How much can you predict about what people will do by measuring the testosterone in their saliva?

Several new studies suggest that you can predict a surprising amount.

Researchers from the University of Glasgow recruited heterosexual women and showed them baby pictures once a week for 5 weeks. When each woman showed up to look at the pictures, researchers took a saliva sample and measured it for testosterone, estradiol and progesterone.

The selection of pictures intentionally included some babies with characteristics that make people perceive them as “cute” and some babies that lacked those characteristics.

All women responded more positively to the cute babies than they did to the plain babies, but higher testosterone predicted greater differences in each woman’s response. The higher the testosterone, the greater the percentage of each session a woman spent looking at cute babes.

Changes each woman’s testosterone levels from one week to the next, moreover, predicted changes in that woman’s preference for cute babies at that particular viewing session.

Differences in estradiol and progesterone levels — either among different women or within each woman over time — had no significant effects on viewing preferences.

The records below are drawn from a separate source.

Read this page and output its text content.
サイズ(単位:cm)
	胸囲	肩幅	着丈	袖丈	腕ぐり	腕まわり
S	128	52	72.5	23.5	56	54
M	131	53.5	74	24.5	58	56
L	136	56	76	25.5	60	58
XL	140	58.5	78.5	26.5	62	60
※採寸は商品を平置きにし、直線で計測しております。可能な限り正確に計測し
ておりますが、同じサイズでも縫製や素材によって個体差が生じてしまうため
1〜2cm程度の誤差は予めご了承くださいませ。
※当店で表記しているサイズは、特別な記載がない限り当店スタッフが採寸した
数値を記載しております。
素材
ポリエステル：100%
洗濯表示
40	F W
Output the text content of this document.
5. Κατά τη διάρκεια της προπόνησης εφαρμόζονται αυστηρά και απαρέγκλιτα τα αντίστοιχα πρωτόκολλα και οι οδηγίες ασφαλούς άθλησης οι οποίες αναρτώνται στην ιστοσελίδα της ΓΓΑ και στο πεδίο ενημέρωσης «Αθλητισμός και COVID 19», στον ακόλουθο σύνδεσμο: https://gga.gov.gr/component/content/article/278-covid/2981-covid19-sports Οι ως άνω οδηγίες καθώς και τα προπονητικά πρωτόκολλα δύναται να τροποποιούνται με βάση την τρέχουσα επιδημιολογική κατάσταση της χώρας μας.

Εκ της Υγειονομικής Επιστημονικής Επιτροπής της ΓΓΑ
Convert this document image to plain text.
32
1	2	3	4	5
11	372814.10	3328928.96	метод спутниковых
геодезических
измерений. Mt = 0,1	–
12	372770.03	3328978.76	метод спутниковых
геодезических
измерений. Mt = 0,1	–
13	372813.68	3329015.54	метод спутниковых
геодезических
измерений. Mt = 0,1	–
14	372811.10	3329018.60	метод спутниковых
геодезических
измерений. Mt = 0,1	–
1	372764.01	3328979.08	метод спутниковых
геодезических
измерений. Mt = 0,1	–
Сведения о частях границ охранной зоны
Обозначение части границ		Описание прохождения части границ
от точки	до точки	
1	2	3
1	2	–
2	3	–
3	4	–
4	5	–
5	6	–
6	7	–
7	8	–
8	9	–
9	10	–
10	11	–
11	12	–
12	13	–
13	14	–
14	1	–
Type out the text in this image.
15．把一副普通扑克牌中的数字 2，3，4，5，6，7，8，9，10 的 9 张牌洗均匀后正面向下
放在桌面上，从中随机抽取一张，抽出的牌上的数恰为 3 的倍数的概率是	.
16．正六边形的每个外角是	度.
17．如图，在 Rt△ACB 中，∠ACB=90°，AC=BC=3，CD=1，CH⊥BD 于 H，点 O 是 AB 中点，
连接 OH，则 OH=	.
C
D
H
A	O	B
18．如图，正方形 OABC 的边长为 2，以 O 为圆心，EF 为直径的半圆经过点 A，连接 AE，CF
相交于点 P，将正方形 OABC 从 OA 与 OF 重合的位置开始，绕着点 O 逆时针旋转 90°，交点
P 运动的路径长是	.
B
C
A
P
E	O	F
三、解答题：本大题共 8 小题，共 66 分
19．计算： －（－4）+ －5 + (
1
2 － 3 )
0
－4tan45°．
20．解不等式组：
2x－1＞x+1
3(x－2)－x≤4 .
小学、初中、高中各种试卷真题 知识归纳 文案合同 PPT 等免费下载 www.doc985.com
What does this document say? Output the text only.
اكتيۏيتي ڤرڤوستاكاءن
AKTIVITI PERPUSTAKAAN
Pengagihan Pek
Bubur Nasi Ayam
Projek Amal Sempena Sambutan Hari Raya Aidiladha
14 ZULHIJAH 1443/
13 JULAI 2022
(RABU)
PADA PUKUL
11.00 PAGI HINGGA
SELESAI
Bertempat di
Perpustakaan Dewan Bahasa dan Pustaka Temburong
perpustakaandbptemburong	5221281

“This within-woman effect of testosterone was independent of the possible effects of estradiol and progesterone and was not simply a consequence of changes in women's cuteness perceptions,” the study authors wrote in Hormones and Behavior.

“These results suggest that testosterone may modulate differential responses to infant facial cuteness, potentially revealing a new route through which testosterone shapes selective allocation of parental resources.”

Researchers from Japan, meanwhile, recruited both men and women to study the effect testosterone levels had on their willingness to forego small but immediate rewards for larger benefits down the road.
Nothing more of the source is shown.